Si vous avez manqué le début:

Andy assiste à la tentative de suicide de Sérafine (Julie Delpy). Elle saute dans le vide, il l'accompagne, la ratrappe et la sauve de justesse. Claude (Pierre Cosso dont l'interview vous attend! ), un mystérieux ami de la non moins étrange jeune femme, invite les trois amis américains à une soirée dans un club. Pendant la soirée, Claude et ses acolytes se transforment en loups-garous. La petite fête tourne en boucherie, mais Sérafine réussit à sauver Andy d'une mort certaine. Malheureusement , Andy a été mordu...

Notre critique:

16 ans après l’original signé John Landis, Anthony Waller (dont l’interview vous attend aussi…) redonne vie à une kyrielle de lycanthropes. Les hommes-loups de AN AMERICAN WEREWOLF IN PARIS ne peuvent être tués par une balle en argent mais,…mais mangez donc le coeur de celui qui vous a mordu et vous retrouverez votre vraie nature.
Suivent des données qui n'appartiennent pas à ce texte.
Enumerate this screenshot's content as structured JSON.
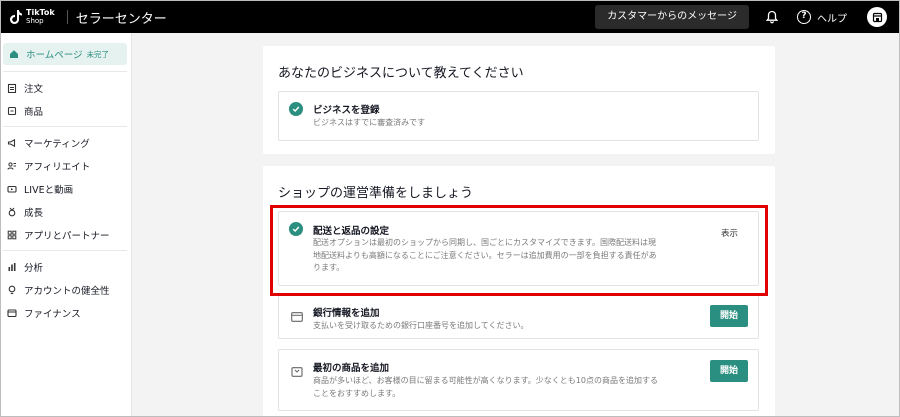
{
  "header": {
    "logo_line1": "TikTok",
    "logo_line2": "Shop",
    "app_title": "セラーセンター",
    "messages_button": "カスタマーからのメッセージ",
    "help_label": "ヘルプ"
  },
  "sidebar": {
    "home": {
      "label": "ホームページ",
      "badge": "未完了"
    },
    "items": [
      {
        "label": "注文"
      },
      {
        "label": "商品"
      },
      {
        "label": "マーケティング"
      },
      {
        "label": "アフィリエイト"
      },
      {
        "label": "LIVEと動画"
      },
      {
        "label": "成長"
      },
      {
        "label": "アプリとパートナー"
      },
      {
        "label": "分析"
      },
      {
        "label": "アカウントの健全性"
      },
      {
        "label": "ファイナンス"
      }
    ]
  },
  "main": {
    "business_card": {
      "title": "あなたのビジネスについて教えてください",
      "task": {
        "title": "ビジネスを登録",
        "desc": "ビジネスはすでに審査済みです"
      }
    },
    "shop_card": {
      "title": "ショップの運営準備をしましょう",
      "shipping": {
        "title": "配送と返品の設定",
        "desc_line1": "配送オプションは最初のショップから同期し、国ごとにカスタマイズできます。国際配送料は現",
        "desc_line2": "地配送料よりも高額になることにご注意ください。セラーは追加費用の一部を負担する責任があ",
        "desc_line3": "ります。",
        "action": "表示"
      },
      "bank": {
        "title": "銀行情報を追加",
        "desc": "支払いを受け取るための銀行口座番号を追加してください。",
        "action": "開始"
      },
      "product": {
        "title": "最初の商品を追加",
        "desc_line1": "商品が多いほど、お客様の目に留まる可能性が高くなります。少なくとも10点の商品を追加する",
        "desc_line2": "ことをおすすめします。",
        "action": "開始"
      }
    }
  },
  "colors": {
    "accent": "#2a8f80",
    "highlight": "#e00000",
    "topbar": "#000000"
  }
}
De nouveau l’inévitable question se pose. Pourquoi avoir tourné une suite/remake de l’excellent film du sieur Landis? Sans grâce ni originalité, Anthony Waller détruit tous les espoirs qui reposaient sur ses épaules après son très honorable MUTE WITNESS.

Si le réalisateur/scénariste mélange allègrement les influences européennes (méchants au look de moines, catacombes, ruines d’église…), c’est pour mieux noyer le poisson. Sous couvert de celles-ci, il essaie de cacher toutes ses plantages: l’emploi immodéré d’animation générée par ordinateur devant représenter des monstres qui ressemblent à tout sauf à un loup. Les effets horrifiques dépassés ou totalement (re-)copiés du film géniteur tombent à l’eau. Sa direction d’acteurs, donc le jeu, est tout aussi pitoyable que son film… Plus que tout Waller donne franchement l’impression de s’en foutre totalement. Un rien de jujote aurait facilement remis en place bien des erreurs. Il est clair que ses intentions sont uniquement financières.

Même s’il a gardé l’humour cher à Landis, qui fait sourire de temps à autre, AN AMERICAN WEREWOLF IN PARIS est un métrage éphémère qui ne fait que renforcer tout le bien que l’on pensait de notre ami poilu lorsqu’il visitait Londres.